Поручение было не из легких, и дипломаты не знали, как их намеки будут восприняты. Но, к их изумлению, Риза-бей сказал лишь, что ему и самому не терпится поскорее вернуться в свою страну, что он только и ждет момента… когда Луна будет благоприятствовать его отплытию из Гавра!

Накануне он улучил момент, чтобы перекинуться несколькими словами с Аделаидой, и сказал ей на своем недоученном французском:

– Я скоро уезжать! Вы… едете со мной!

Голубые глаза стали огромными от неожиданности, потом наполнились слезами. Она покачала головой:

– Не могу!.. Я не могу!

Но Риза-бей властно сжал пальцами тоненькое запястье:

– Так надо… Я хочу!

* * *

В день, когда Риза-бей покинул Шарантон, на берегу собралась толпа народа, поскольку восточный принц решил выехать из столицы водным путем: сначала на корабле с поднятыми флагами он доплывет до устья Сены, а там его будет ждать английская галера. Все пожелали ему доброго пути, а королевский двор испытал огромное облегчение.

– Вот и покончено с искушением малышки Леспине, – порадовалась госпожа де Ментенон.

Ведомо ли ей было, что на следующий же день Аделаида, переодетая торговкой хлебом, покинет Париж в двуколке, невзрачной, но запряженной крепкой лошадкой. Дальше на почтовых лошадях ей предстояло добраться до Гавра под присмотром одного из слуг Ризы-бея, также переодетого. Неподалеку от города, в скромном домишке, Аделаиду поместили в большой, обитый изнутри короб с отверстиями для дыхания, который среди прочего багажа принца погрузили на галеру.
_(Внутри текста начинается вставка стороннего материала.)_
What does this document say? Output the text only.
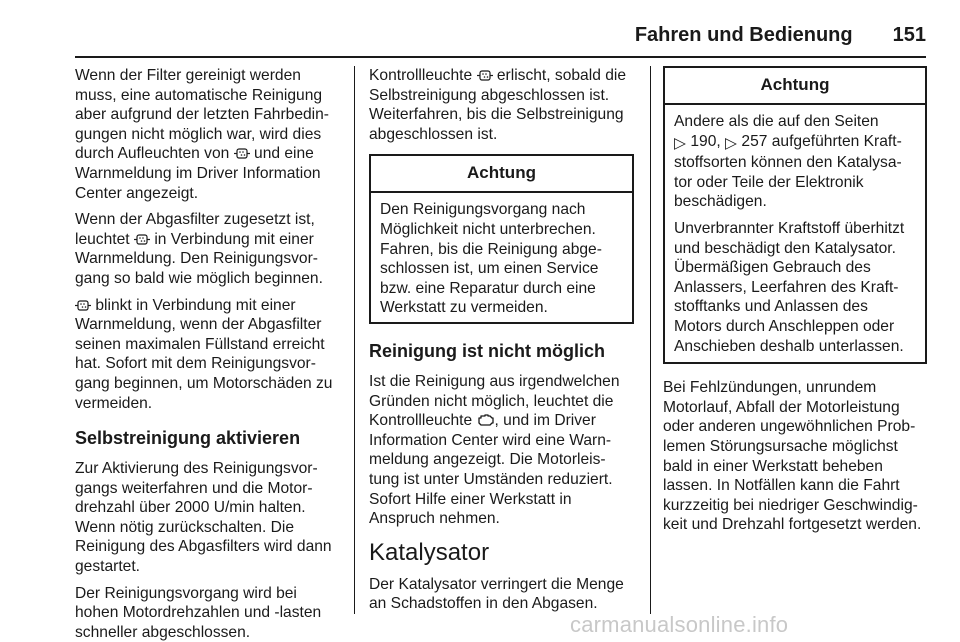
Fahren und Bedienung 151
Wenn der Filter gereinigt werden
muss, eine automatische Reinigung
aber aufgrund der letzten Fahrbedin-
gungen nicht möglich war, wird dies
durch Aufleuchten von und eine
Warnmeldung im Driver Information
Center angezeigt.
Wenn der Abgasfilter zugesetzt ist,
leuchtet in Verbindung mit einer
Warnmeldung. Den Reinigungsvor-
gang so bald wie möglich beginnen.
blinkt in Verbindung mit einer
Warnmeldung, wenn der Abgasfilter
seinen maximalen Füllstand erreicht
hat. Sofort mit dem Reinigungsvor-
gang beginnen, um Motorschäden zu
vermeiden.
Selbstreinigung aktivieren
Zur Aktivierung des Reinigungsvor-
gangs weiterfahren und die Motor-
drehzahl über 2000 U/min halten.
Wenn nötig zurückschalten. Die
Reinigung des Abgasfilters wird dann
gestartet.
Der Reinigungsvorgang wird bei
hohen Motordrehzahlen und -lasten
schneller abgeschlossen.
Kontrollleuchte erlischt, sobald die
Selbstreinigung abgeschlossen ist.
Weiterfahren, bis die Selbstreinigung
abgeschlossen ist.
Achtung
Den Reinigungsvorgang nach
Möglichkeit nicht unterbrechen.
Fahren, bis die Reinigung abge-
schlossen ist, um einen Service
bzw. eine Reparatur durch eine
Werkstatt zu vermeiden.
Reinigung ist nicht möglich
Ist die Reinigung aus irgendwelchen
Gründen nicht möglich, leuchtet die
Kontrollleuchte , und im Driver
Information Center wird eine Warn-
meldung angezeigt. Die Motorleis-
tung ist unter Umständen reduziert.
Sofort Hilfe einer Werkstatt in
Anspruch nehmen.
Katalysator
Der Katalysator verringert die Menge
an Schadstoffen in den Abgasen.
Achtung
Andere als die auf den Seiten
▷ 190, ▷ 257 aufgeführten Kraft-
stoffsorten können den Katalysa-
tor oder Teile der Elektronik
beschädigen.
Unverbrannter Kraftstoff überhitzt
und beschädigt den Katalysator.
Übermäßigen Gebrauch des
Anlassers, Leerfahren des Kraft-
stofftanks und Anlassen des
Motors durch Anschleppen oder
Anschieben deshalb unterlassen.
Bei Fehlzündungen, unrundem
Motorlauf, Abfall der Motorleistung
oder anderen ungewöhnlichen Prob-
lemen Störungsursache möglichst
bald in einer Werkstatt beheben
lassen. In Notfällen kann die Fahrt
kurzzeitig bei niedriger Geschwindig-
keit und Drehzahl fortgesetzt werden.
carmanualsonline.info
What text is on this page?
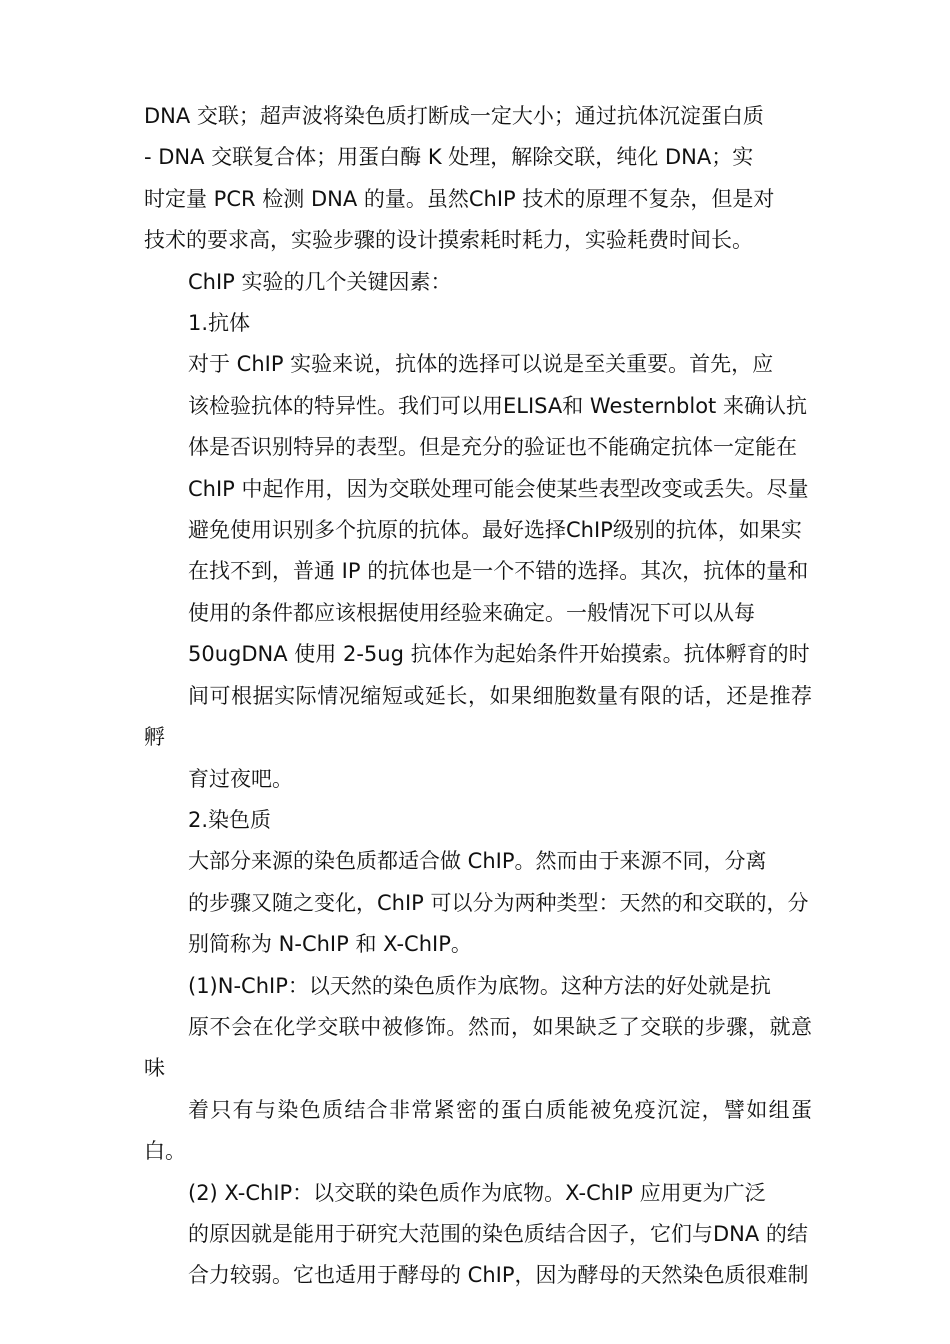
DNA 交联；超声波将染色质打断成一定大小；通过抗体沉淀蛋白质
- DNA 交联复合体；用蛋白酶 K 处理，解除交联，纯化 DNA；实
时定量 PCR 检测 DNA 的量。虽然ChIP 技术的原理不复杂，但是对
技术的要求高，实验步骤的设计摸索耗时耗力，实验耗费时间长。

ChIP 实验的几个关键因素：

1.抗体

对于 ChIP 实验来说，抗体的选择可以说是至关重要。首先，应
该检验抗体的特异性。我们可以用ELISA和 Westernblot 来确认抗
体是否识别特异的表型。但是充分的验证也不能确定抗体一定能在
ChIP 中起作用，因为交联处理可能会使某些表型改变或丢失。尽量
避免使用识别多个抗原的抗体。最好选择ChIP级别的抗体，如果实
在找不到，普通 IP 的抗体也是一个不错的选择。其次，抗体的量和
使用的条件都应该根据使用经验来确定。一般情况下可以从每
50ugDNA 使用 2-5ug 抗体作为起始条件开始摸索。抗体孵育的时
间可根据实际情况缩短或延长，如果细胞数量有限的话，还是推荐孵
育过夜吧。

2.染色质

大部分来源的染色质都适合做 ChIP。然而由于来源不同，分离
的步骤又随之变化，ChIP 可以分为两种类型：天然的和交联的，分
别简称为 N-ChIP 和 X-ChIP。

(1)N-ChIP：以天然的染色质作为底物。这种方法的好处就是抗
原不会在化学交联中被修饰。然而，如果缺乏了交联的步骤，就意味
着只有与染色质结合非常紧密的蛋白质能被免疫沉淀，譬如组蛋白。

(2) X-ChIP：以交联的染色质作为底物。X-ChIP 应用更为广泛
的原因就是能用于研究大范围的染色质结合因子，它们与DNA 的结
合力较弱。它也适用于酵母的 ChIP，因为酵母的天然染色质很难制
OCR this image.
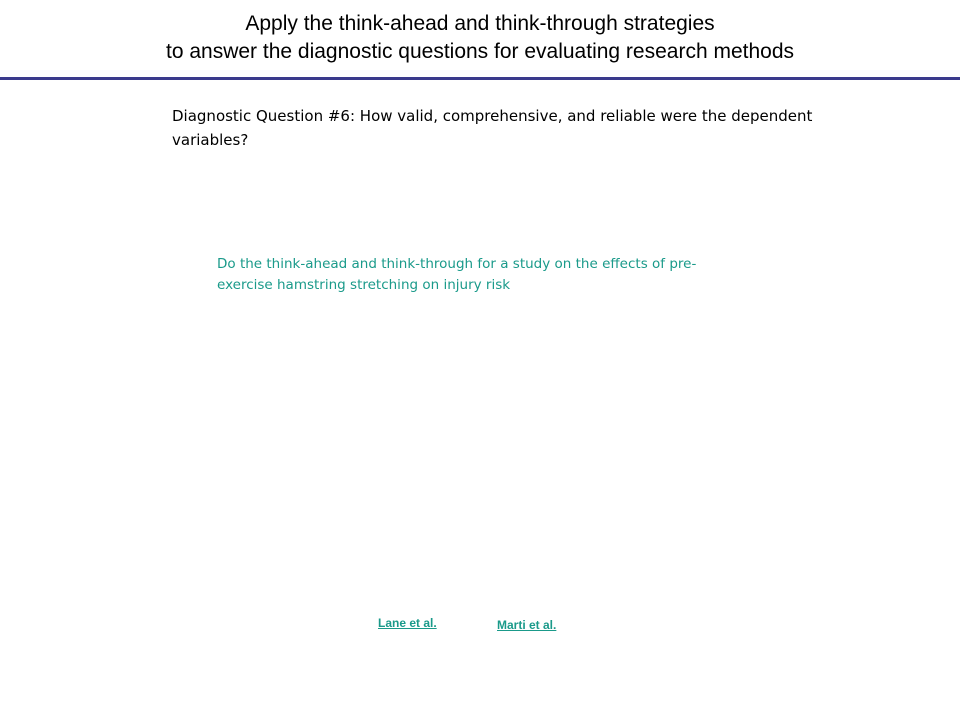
Apply the think-ahead and think-through strategies
to answer the diagnostic questions for evaluating research methods
Diagnostic Question #6: How valid, comprehensive, and reliable were the dependent variables?
Do the think-ahead and think-through for a study on the effects of pre-exercise hamstring stretching on injury risk
Lane et al.	Marti et al.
Городские чиновники спокойно смотрели, как идет погрузка сундуков и корзин, ничего не заподозрив. Золото Ризы-бея обеспечило ему надежных помощников, и прежде всего переводчика, совесть которого оказалась более сговорчивой, чем у добряка Кодро.

Когда галера наконец подняла паруса, освободив от работы гребцов, короб открыли, и Аделаида очутилась в объятиях своего сказочного принца. Она уплывала – счастливая, свободная, без сожалений и угрызений совести, бросив все: родину, богатство, мужа и семью ради любви к этому почти незнакомцу. И волшебное свадебное путешествие началось…

* * *

Им-то и ограничилось счастье госпожи де Леспине. Через две недели после возвращения во дворец в Исфахане[72] Риза-бей внезапно скончался… слишком внезапно, чтобы смерть выглядела естественной. Возможно, шаху не понравилось похищение чужестранки его подданным, а возможно, то была месть одной из ревнивых жен гарема? Кто знает?

Аделаида так рыдала, что чуть не умерла от горя, но, когда ее спросили, не хочет ли она вернуться на родину, молодая женщина ответила с гордостью:

– Господин мой сделал меня своей супругой. Теперь я его вдова и останусь верна ему до могилы.

И никогда больше во Франции не услышат о маленькой голубоглазой графине, которая забыла обо всем из любви к принцу.